Śnieżka Publishes Results for 1H 2025

The group's results were impacted by challenging macroeconomic conditions, which impacted consumer activity.

Source: Śnieżka

The Śnieżka Group generated PLN 380.3 million ($105 million) in sales revenue in the first half of 2025, compared to PLN 402.6 million in the same period of the previous year. In the reported half-year, EBITDA amounted to PLN 66.5 million ($18.4 million), compared to PLN 67.4 million a year earlier, while net profit was PLN 31.3 million ($8.7 million), compared to PLN 31.7 million in the first half of 2024.

From January to June of this year, the group’s results were impacted by challenging macroeconomic conditions, which impacted consumer activity and choices.
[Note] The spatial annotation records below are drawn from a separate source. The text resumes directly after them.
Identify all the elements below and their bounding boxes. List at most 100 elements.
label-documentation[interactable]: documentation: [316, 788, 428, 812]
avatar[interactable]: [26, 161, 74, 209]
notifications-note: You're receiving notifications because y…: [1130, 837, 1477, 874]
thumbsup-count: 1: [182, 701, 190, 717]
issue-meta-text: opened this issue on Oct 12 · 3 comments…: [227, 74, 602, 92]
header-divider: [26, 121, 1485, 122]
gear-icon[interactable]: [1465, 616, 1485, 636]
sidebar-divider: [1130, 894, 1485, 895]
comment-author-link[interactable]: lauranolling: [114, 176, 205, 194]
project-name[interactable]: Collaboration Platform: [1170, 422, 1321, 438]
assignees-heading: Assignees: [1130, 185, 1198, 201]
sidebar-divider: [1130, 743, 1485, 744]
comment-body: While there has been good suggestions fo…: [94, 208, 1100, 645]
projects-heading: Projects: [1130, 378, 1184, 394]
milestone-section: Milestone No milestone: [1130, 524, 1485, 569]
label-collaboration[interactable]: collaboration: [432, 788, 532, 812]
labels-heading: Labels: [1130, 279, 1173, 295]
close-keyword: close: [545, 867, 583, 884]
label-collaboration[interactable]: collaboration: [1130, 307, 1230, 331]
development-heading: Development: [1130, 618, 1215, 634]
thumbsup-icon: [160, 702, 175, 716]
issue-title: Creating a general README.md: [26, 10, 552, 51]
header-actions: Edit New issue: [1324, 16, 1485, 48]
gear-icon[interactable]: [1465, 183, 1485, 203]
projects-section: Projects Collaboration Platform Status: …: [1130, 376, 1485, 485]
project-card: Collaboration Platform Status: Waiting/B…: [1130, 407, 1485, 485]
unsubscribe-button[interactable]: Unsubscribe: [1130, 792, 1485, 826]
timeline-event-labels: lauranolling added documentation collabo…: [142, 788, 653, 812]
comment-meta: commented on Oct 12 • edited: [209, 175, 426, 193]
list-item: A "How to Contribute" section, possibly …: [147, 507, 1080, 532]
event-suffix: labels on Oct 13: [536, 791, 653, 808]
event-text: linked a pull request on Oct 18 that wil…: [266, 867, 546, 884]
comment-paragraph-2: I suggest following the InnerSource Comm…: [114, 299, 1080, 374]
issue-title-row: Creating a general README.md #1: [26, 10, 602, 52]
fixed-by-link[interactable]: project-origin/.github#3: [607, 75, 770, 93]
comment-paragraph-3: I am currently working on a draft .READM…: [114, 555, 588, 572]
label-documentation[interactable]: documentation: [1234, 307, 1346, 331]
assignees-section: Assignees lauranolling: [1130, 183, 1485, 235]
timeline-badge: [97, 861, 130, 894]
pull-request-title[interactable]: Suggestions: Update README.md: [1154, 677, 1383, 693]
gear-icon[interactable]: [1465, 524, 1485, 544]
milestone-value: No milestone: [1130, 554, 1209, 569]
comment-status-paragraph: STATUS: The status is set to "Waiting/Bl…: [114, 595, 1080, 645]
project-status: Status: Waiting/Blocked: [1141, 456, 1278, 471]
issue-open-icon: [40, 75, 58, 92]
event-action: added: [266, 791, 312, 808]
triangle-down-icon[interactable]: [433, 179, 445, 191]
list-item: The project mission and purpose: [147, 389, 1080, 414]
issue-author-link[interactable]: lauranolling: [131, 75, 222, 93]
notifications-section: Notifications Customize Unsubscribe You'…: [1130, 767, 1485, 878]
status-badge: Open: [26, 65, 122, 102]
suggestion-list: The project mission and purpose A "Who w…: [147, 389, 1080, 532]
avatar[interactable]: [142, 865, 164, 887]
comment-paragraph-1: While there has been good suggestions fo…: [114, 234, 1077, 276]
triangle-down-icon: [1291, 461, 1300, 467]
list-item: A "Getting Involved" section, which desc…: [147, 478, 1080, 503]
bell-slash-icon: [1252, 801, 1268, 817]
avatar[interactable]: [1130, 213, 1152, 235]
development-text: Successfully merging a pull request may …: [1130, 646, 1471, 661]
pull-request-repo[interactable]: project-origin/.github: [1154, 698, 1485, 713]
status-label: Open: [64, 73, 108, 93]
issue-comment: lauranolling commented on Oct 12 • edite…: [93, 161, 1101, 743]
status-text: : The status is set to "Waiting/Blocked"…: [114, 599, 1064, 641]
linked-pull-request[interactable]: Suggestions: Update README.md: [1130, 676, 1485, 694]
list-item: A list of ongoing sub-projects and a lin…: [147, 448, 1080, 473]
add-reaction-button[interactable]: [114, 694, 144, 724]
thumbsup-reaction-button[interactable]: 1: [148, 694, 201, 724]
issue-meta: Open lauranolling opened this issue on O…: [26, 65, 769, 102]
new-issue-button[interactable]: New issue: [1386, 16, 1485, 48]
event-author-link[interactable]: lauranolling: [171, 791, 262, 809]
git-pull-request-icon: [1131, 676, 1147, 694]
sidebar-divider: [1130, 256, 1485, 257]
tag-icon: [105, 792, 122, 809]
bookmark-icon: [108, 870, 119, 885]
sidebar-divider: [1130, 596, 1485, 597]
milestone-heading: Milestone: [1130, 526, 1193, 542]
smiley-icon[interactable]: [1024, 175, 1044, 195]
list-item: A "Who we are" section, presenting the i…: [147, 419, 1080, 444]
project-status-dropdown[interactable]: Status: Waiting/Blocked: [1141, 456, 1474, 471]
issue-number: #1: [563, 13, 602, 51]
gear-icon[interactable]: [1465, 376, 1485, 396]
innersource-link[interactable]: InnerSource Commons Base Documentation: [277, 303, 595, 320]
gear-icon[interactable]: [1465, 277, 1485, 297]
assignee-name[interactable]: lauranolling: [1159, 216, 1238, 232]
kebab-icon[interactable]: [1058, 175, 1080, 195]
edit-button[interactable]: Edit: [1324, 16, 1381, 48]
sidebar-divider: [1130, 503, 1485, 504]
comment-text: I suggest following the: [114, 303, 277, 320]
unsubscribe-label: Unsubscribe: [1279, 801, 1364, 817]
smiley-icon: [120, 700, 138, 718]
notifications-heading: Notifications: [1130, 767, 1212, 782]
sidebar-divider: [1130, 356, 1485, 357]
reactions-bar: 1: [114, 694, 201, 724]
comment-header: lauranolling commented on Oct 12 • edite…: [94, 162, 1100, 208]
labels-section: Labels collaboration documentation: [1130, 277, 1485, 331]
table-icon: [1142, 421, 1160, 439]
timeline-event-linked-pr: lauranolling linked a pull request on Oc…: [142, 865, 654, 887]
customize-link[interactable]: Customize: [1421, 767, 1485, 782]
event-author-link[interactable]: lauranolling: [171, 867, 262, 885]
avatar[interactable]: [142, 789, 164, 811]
The paint market continued to show no signs of recovery.

“The macroeconomic environment, as well as the situation in the paint industry, did not improve in the second quarter of 2025, which translated into a decline in sales throughout the first half of this year,” says Joanna Wróbel-Lipa, VP of the Management Board.

“In these conditions, we are focusing on measures that increase resilience, i.e., cost discipline and systematically reducing debt levels – at the end of June this year, the net debt to EBITDA ratio was 1.69. The group’s results confirm our ability to operate effectively and maintain market share, despite persistent demand challenges in key markets.”

In the first half of 2025, the group’s profitability was negatively impacted primarily by a decline in sales. Focusing on maintaining cost discipline resulted in a nearly PLN 0.5 million year-on-year decrease in selling, general, and administrative expenses.

EBITDA profitability in the period under review was 17.5%, an increase of 0.8 percentage points compared to the previous year, and in the second quarter alone, it was 19.1%, an increase of 1.3 percentage points year-on-year.

In the first half of this year, the gross sales margin increased to 49.9%, compared to 48.4% in the same period of the previous year, which resulted from a favorable ratio of manufacturing costs to sales.

Domestic sales in the first half of 2025 reached PLN 279.2 million ($77.2 million), a 2.3% year-on-year decline, representing 73.4% of consolidated revenue. In the Hungarian market, revenue decreased by 10.7% year-on-year, reaching PLN 47.5 million ($13.1 million). Sales in the Ukrainian market amounted to PLN 39.4 million ($10.9 million), an 8.2% year-on-year decline. Additionally, the strengthening of the zloty against the forint and hryvnia negatively impacted results.

At the end of June 2025, the group’s net debt/EBITDA ratio was 1.69, compared to 2.08 a year earlier.